By contrast, "No Country For Old Men" in retrospect seems only ultimately to be about a haircut, and a couple of shots that they seemed to have left out in an effort to make us fume about the ending... or lack thereof. I haven't read the original book, but it now seems obvious that Josh Brolin's character got away with the money - the scene in the hotel room and the open grate isn't about something so mundane as who is or isn't behind what door, or whether evil is everywhere or nowhere... it's trying to tell us that Chirgurh hasn't found all the cash. Moss still has it, and that shot of him upside down "dead" on the carpet isn't Josh Brolin. It's another guy in his place - he bought 2 shirts after all. Oops, I guess I probably should have had a spoiler warning on this.
(But maybe I'm reading too much into what's just bad shot composition, or the perverse lack of a CU when he's laying on the slab in the morgue (as Jones tries to recognize him). It reminds me all of the meta-excitement around the ending shot of "Jagged Edge" back in 1985 - remind me to tell you that story sometime. And why else add 3 codas that seem to be just character beats, outside the narrative. The Coens usually know better.)
All in a row, "Blood" unfurls with a level assuredness we don't associate with Anderson. While he ultimately resorts to various baroque convulsions of plot, they don't seem unmotivated, just unexpected; his themes are judiciously and deliciously fingered, and simmer in a measured way he wouldn't have pulled off if he didn't construct this as such an arid and linear setpiece and have Daniel Day-Lewis to tease every nuance from an otherwise hidden subtext. (I half-think the film would have worked as well as a 95-minute thriller.) There's a thousand minuscule decisions that reinforce rather than confound its relentless progression.

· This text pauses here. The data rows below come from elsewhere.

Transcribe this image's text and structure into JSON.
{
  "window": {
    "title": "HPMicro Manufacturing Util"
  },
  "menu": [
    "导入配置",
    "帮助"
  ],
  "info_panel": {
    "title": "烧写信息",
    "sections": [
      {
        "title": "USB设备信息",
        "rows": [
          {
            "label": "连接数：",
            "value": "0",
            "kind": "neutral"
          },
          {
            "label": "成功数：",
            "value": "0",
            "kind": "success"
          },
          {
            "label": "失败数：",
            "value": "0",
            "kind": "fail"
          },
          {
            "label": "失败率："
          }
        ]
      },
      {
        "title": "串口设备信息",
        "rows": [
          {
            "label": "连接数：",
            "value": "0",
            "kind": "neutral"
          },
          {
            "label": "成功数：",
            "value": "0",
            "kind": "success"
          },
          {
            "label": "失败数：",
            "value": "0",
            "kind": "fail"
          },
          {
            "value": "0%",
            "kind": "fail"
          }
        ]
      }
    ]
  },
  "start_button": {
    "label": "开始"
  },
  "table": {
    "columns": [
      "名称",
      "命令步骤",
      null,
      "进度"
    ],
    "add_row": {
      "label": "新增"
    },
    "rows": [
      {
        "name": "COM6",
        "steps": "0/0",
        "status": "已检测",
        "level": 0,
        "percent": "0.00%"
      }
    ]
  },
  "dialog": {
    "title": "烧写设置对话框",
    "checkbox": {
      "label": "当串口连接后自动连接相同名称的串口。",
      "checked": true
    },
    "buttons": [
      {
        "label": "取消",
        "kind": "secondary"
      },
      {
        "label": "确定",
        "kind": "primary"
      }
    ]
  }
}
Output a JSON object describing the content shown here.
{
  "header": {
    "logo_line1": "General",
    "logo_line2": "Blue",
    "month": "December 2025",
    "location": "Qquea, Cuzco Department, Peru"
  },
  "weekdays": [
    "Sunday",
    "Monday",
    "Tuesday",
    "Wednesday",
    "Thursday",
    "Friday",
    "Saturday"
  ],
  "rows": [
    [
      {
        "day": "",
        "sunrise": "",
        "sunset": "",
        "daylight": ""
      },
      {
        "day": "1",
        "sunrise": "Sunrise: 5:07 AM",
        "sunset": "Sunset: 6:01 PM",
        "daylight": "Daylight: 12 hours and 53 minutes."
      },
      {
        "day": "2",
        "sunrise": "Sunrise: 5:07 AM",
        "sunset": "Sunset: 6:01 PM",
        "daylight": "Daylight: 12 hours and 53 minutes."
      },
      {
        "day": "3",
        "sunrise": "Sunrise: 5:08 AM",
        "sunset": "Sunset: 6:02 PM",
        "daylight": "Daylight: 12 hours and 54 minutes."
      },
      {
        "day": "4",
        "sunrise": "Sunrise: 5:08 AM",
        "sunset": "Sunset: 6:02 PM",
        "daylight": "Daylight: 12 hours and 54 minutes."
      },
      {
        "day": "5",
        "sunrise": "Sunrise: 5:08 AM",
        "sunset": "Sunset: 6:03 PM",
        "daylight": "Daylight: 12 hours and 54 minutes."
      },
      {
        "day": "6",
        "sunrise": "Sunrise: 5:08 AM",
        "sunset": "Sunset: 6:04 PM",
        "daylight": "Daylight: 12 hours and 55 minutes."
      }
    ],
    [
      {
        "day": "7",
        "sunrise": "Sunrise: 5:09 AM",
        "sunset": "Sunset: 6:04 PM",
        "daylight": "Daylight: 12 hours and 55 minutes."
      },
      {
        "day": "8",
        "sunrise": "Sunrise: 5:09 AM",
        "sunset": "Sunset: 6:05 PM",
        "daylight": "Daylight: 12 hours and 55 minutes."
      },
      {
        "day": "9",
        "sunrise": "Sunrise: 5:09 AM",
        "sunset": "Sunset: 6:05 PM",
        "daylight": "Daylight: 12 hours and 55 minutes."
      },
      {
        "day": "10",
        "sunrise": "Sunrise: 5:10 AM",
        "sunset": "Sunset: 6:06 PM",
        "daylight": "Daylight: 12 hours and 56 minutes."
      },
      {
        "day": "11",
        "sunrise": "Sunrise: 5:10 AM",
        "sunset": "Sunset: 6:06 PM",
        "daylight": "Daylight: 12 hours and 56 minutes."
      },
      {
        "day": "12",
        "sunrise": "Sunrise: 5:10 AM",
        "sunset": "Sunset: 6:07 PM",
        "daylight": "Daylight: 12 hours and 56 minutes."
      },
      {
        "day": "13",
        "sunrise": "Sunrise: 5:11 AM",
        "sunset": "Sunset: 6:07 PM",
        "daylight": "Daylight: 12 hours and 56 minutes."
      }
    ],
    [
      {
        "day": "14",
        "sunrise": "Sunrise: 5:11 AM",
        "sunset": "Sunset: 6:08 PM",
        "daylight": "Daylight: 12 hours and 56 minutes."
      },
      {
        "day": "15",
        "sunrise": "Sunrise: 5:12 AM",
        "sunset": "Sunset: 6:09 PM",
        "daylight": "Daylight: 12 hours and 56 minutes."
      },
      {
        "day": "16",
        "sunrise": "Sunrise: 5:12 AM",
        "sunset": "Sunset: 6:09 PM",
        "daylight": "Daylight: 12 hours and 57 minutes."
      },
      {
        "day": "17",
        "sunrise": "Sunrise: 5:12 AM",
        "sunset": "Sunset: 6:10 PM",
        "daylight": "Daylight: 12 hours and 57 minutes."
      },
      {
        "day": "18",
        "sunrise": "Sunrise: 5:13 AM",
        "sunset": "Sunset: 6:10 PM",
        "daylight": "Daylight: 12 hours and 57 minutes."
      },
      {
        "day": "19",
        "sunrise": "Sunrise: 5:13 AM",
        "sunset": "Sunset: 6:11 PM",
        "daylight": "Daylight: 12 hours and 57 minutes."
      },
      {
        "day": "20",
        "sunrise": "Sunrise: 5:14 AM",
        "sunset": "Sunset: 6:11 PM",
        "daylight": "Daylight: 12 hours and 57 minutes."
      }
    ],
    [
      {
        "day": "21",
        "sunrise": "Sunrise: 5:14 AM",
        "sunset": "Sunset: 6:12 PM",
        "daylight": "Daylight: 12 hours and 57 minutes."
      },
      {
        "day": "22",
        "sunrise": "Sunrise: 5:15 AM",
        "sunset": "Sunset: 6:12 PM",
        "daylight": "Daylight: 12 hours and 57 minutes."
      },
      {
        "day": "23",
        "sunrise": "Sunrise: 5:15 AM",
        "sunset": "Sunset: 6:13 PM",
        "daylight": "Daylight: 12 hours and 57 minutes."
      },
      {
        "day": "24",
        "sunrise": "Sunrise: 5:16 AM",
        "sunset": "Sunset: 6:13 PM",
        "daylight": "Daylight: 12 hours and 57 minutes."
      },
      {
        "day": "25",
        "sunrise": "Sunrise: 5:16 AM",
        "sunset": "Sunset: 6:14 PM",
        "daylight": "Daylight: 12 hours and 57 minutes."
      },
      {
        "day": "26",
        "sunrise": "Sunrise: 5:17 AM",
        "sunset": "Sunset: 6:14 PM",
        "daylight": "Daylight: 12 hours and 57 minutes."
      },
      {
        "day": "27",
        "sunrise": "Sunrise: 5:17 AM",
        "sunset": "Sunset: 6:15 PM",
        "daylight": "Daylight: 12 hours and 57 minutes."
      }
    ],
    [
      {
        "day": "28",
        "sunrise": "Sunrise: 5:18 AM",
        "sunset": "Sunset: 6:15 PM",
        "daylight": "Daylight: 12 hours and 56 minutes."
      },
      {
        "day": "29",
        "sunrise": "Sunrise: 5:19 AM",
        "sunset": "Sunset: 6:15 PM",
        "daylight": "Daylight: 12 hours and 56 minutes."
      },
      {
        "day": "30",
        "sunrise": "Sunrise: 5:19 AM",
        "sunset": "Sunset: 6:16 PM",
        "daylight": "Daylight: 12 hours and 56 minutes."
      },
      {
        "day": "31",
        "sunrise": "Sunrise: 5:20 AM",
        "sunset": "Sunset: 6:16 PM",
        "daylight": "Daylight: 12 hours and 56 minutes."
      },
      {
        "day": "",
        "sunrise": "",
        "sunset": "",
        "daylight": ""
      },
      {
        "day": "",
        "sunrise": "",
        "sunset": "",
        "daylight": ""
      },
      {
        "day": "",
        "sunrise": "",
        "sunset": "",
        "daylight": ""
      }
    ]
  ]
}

It's ridiculous and unnecessary to ask why he does what he does. It's too enjoyable and fated to doubt.
And as for the ending, I love when Sunday/Dano returns, looking the same age (only now completely different). They needed each other and both fell to ruin out of each other's influence. The meat, the repeating of lines, the bowling pins and the water/blood/oil/milkshake merged metaphor all give the film a physicality that, after Plainview's intangible drift away from his own salvation, grounds it in our own mortal world.
I guess I should have had a spoiler warning on that as well. The film's apparent sparseness, love for long takes and quiet mise-en-scene fooled some observers into invoking Kubrick (right down to the last-act mannerism). But Anderson, as in "Boogie Nights," even in "Magnolia" and his early "Hard Eight" (with its absent exposition), is primarily concerned with family and teasing out the ramifications of an extended - or absent - one. Regardless of how broken.
Anderson is really a sentimentalist. And his trust in letting the small details carry the weight of the story reveals him to be less arrogant, more curious, and increasingly more masterful than he has revealed ever before.